The rather traditional British marine artist Sir Norman Wilkinson was during World War I the inventor of dazzle camouflage, by which ships were boldly painted in patterns, achieving results not dissimilar to Vorticism, inspiring the naval ditty: "Captain Schmidt at the periscope / You need not fall or faint / For it’s not the vision of drug or dope / But only the dazzle paint".[34] When the American navy adopted the idea in 1918, Frederick Judd Waugh was put in charge of design.

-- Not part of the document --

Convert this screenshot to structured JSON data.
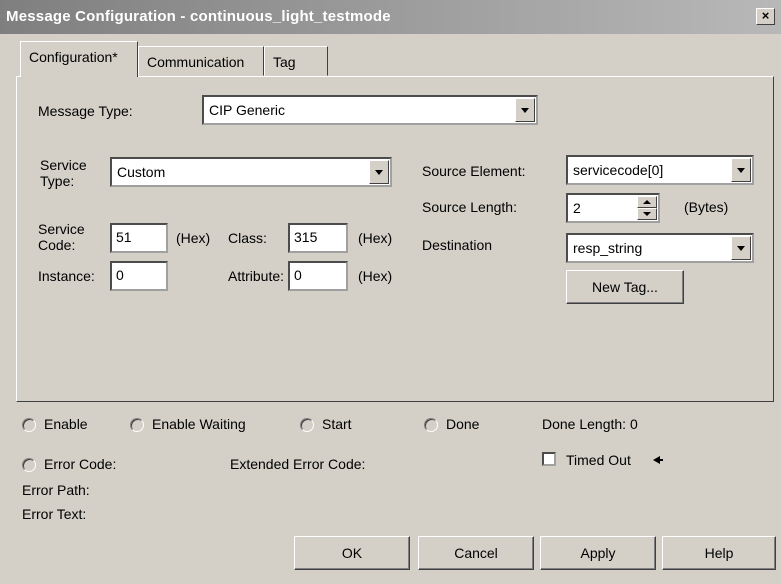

Specialized marine painters concentrating on ship portraits continue to the present day, with artists such as Montague Dawson (1895–1973), whose works were very popular in reproduction; like many, he found works showing traditional sailing ships more in demand than those of modern vessels. Even in 1838 Turner's The Fighting Temeraire tugged to her last Berth to be broken up, still probably his most famous work, displayed nostalgia for the age of sail. Marine subjects still attract many mainstream artists, and more popular forms of marine art remain enormously popular, as shown by the parodic series of paintings by Vitaly Komar and Alexander Melamid called America's Most Wanted Painting, with variants for several countries, almost all featuring a lakeside view.[35]